As the workplace alters dramatically, Maier foresees consequences for the businesses that can’t adapt.
“I would honestly say that if you're in a high-cost, advanced economy, if you don't start to apply technology to your processes, whether it's in manufacturing or engineering, I think you'll struggle to exist,” he explains. “That doesn't matter how basic it is. As an example, there is a movement in Manchester to get textiles back as an industry. You might think that's so low-tech, why would you do it? But they've applied technology in a very simple way. I think every company has now got to think about how they can apply technology.”
Technology is also making inroads into the role of the CEO, and Maier predicts that the position will adapt and transform to incorporate the latest advances. “Probably the biggest thing in ten years’ time won't be robotics, it'll be artificial intelligence,” he predicts. “And you might ask the question, what will it mean for a CEO? But actually, a computer will probably be able to do the analysis quicker than me. Of course, I will be able to apply my experience but it gives me more time to do much more interesting things, such as talking to customers, applying the technology, doing much more value-added activities.”
This hands-on approach is characteristic. The down-to-earth CEO has held various management roles and risen up the ranks to take his position at the pinnacle of Siemens UK operations, but he admits that times have changed for the hot seat holder.
“When I was a factory manager in Congleton in Cheshire, I knew everything,” the CEO pronounces. “Today, I lead an organisation and I might have a vision of where this is taking us, but frankly I don't know. We’re trying to create an organisation for people to be able to thrive in the company.”
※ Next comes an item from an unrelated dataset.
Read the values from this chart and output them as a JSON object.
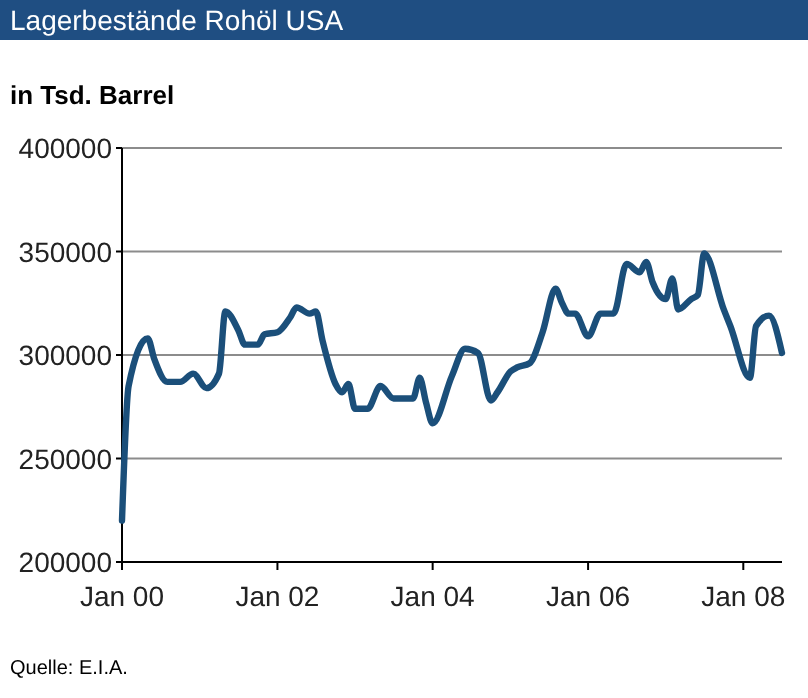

As Maier recalls his days in Congleton, one wonders what the factory of the future will look like. An example of a modern workshop operating successfully in the fourth industrial age can be found within Siemens’ plant for industrial controls in the small Bavarian city of Amberg. Inside this building, products and machines communicate with each other, enabling the products themselves to control their own production. It’s thought of as Siemens pièce de résistance; the most advanced workspace in its repertoire.
As well as modernising on the factory floor, Siemens is increasingly working with tech companies, innovation companies and universities to keep up with the rapid pace of industry 4.0.
“I've been taught for 30 years, everything you do can't fail,” Maier professes. “Brand Siemens is quality. We need to be experimenting much more.”
Like Siemens, the UK is a nation of experimenters; from the first industrial revolution and the introduction of the steam engine to the third revolution and Tim Berners-Lee’s launch of the World Wide Web. The fourth industrial revolution is another significant opportunity, a sentiment echoed by Siemens’ lead protagonist.
“The world is going completely digital,” Maier concludes. “This creates more jobs in the UK. We're beginning to create more jobs in manufacturing. We need to be a nation of creators. One of the key conversations we're having, is we need to create a much stronger movement in order to learn the art of the possible.”
For Siemens and the UK’s new wave of inventors, those possibilities could be transformative.